I would like to try the Sekonride at home; it’s a VR powersport simulator. It would be cool to explore new worlds with it.  In airports I would really like to use a system like the Escatek concept to save time. In Montreal, a driverless motorcycle like the Cyclotron would be handy to commute daily. Of course I have lots of other favorites; these are just the ones that come to mind.


After more than 20 years in development, roadable aircraft AeroMobil 3.0 is expected to enter the market in 2017. How optimistic are you about flying cars?

I think light eccentric drones is the way to the future of solo or tandem flying, flying cars are too heavy. I think people will start using shared cars and shared drones depending on what they need to accomplish. So it will be more efficient this way for everyone.

From your point of view, could solar power aircraft be used to power large passenger airplanes?

I don’t see that happening. A glider with very fragile wings achieved this but imagine the power required to carry 800 people with their luggage and the structure designed to carry them safely! Solar power is limited by the surface you can cover. I think electricity storage is the way to go, in the meantime maybe hydrogen could be exploited but it’s too expensive compared to jet fuel. Like I said, lighter aircraft and more efficient engines and aerodynamics is the way to go. At least in the short term.

Will hybrid airplanes (such as the Airlander 10) be entering the market any time soon?

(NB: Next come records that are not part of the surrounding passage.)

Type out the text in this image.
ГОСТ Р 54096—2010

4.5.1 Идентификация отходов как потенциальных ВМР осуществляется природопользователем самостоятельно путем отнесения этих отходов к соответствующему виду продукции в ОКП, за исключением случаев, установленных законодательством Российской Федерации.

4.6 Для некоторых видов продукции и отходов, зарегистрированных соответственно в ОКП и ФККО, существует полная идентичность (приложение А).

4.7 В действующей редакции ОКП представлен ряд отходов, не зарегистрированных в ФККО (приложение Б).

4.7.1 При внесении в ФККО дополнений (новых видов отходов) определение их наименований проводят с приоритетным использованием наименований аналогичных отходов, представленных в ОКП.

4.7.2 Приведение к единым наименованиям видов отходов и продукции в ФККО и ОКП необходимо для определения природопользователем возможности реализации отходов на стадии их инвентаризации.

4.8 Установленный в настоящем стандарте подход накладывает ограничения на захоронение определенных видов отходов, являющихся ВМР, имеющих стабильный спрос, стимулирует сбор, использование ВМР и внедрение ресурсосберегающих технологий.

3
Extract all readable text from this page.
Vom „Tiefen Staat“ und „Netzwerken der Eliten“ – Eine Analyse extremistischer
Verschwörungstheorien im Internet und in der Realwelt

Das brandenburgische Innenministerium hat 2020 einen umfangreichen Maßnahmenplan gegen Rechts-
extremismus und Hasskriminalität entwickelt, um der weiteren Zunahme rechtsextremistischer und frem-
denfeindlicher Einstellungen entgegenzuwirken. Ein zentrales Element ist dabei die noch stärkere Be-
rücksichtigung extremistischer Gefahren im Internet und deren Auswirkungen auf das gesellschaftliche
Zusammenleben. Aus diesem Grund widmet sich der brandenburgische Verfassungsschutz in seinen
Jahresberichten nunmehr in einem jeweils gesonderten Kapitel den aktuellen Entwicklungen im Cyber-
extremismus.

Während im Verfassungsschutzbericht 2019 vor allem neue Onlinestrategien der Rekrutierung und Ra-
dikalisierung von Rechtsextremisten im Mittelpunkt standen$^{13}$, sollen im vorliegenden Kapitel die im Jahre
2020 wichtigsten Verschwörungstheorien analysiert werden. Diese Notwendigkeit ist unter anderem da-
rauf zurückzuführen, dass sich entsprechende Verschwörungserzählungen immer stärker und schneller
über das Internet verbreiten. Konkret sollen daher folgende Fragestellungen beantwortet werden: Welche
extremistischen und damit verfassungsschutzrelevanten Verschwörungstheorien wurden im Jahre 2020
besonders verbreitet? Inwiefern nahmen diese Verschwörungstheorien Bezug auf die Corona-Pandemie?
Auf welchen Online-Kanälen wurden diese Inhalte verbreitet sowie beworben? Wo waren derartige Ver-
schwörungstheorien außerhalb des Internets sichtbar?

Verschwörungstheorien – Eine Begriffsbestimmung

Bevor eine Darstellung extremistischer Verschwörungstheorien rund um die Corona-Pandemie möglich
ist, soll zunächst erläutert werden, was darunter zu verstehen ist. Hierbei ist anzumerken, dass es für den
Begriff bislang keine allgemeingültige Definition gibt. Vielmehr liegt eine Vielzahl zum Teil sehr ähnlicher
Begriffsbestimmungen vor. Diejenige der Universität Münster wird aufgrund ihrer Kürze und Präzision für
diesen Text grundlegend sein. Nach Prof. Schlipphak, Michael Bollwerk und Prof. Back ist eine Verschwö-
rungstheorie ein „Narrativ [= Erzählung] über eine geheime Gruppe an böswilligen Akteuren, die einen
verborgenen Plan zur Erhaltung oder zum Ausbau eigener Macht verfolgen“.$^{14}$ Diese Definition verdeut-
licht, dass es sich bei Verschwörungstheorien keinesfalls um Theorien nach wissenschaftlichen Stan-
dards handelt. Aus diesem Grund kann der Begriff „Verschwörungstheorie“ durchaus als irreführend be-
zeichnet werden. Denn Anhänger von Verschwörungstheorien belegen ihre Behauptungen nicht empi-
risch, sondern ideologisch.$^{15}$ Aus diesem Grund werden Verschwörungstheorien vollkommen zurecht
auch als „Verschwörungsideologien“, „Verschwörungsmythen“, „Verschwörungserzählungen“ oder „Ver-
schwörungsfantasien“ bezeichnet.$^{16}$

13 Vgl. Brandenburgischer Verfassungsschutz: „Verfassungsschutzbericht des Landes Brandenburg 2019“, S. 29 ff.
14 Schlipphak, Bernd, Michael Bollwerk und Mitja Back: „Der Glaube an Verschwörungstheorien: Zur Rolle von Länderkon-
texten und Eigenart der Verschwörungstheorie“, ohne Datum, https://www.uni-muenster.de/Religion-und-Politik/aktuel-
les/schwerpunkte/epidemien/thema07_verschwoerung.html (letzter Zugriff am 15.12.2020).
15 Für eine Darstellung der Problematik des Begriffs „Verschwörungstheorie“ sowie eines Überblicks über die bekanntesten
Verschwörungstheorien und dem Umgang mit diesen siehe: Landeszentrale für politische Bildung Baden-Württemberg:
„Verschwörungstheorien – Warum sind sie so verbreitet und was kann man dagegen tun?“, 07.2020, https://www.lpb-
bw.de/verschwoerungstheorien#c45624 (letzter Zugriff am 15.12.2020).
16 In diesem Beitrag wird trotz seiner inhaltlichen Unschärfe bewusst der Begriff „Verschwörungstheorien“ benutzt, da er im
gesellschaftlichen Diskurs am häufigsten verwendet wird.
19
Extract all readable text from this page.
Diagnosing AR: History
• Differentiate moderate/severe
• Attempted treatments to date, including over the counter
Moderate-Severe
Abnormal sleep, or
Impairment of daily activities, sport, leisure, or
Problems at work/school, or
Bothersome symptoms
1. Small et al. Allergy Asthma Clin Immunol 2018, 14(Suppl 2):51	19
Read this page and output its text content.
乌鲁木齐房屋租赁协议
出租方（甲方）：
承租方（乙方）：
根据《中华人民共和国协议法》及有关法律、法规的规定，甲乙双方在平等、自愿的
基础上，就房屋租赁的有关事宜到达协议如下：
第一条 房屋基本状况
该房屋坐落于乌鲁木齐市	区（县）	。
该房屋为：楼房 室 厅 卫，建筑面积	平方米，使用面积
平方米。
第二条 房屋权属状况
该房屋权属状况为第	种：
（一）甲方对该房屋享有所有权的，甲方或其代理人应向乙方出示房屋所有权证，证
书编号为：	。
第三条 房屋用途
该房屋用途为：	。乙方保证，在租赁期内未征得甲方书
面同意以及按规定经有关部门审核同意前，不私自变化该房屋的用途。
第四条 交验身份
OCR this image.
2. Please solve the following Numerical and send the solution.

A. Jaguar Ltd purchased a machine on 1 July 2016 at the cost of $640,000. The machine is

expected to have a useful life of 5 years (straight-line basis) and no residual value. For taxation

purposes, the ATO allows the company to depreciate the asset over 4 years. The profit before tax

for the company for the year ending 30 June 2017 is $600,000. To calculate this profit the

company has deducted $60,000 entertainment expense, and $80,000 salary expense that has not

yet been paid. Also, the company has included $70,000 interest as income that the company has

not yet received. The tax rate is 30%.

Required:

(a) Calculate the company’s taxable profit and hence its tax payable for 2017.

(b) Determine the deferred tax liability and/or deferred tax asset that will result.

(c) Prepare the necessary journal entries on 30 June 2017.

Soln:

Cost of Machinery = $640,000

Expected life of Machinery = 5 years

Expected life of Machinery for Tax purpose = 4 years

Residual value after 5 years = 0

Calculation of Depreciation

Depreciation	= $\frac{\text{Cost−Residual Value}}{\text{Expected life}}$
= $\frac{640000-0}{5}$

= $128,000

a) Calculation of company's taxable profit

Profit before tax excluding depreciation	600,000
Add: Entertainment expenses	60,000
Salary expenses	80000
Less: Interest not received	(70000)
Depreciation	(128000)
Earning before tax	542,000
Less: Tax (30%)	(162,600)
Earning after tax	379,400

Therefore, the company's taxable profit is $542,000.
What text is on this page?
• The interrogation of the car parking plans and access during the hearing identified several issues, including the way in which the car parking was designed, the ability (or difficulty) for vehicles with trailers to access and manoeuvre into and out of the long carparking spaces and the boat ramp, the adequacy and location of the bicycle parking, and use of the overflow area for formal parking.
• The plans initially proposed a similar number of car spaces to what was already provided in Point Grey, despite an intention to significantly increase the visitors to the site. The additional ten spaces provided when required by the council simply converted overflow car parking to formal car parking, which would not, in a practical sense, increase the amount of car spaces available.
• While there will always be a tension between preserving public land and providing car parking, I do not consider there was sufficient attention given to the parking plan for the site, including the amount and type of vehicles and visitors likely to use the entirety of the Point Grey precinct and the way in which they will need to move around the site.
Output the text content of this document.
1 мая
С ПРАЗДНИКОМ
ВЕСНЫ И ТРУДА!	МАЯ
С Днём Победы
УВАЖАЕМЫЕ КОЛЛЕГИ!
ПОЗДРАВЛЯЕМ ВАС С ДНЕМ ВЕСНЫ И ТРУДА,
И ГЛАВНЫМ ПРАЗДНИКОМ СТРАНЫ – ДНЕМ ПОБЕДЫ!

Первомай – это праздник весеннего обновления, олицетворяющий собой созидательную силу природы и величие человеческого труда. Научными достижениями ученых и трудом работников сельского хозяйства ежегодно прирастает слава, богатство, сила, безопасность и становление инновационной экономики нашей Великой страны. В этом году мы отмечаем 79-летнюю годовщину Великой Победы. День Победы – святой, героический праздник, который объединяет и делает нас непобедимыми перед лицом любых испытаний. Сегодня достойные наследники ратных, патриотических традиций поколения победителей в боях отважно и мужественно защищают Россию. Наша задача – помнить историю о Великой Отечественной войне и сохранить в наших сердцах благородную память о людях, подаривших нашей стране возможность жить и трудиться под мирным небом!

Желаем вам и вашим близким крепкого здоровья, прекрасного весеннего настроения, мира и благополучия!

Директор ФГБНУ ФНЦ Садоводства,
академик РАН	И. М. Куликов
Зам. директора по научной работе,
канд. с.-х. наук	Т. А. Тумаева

Well, you caught me there! I’ve been so busy these last few months that I missed its maiden flight, so I will need to take a look at it and get back to you. Anyway the problem is not finding new ways to fly, it’s the risk associated with developing the technology. There is simply not enough risk takers to support the amount of capital required to develop a plane. So what we need to do is become creative on how we will finance future aircraft designs and think outside the traditional box.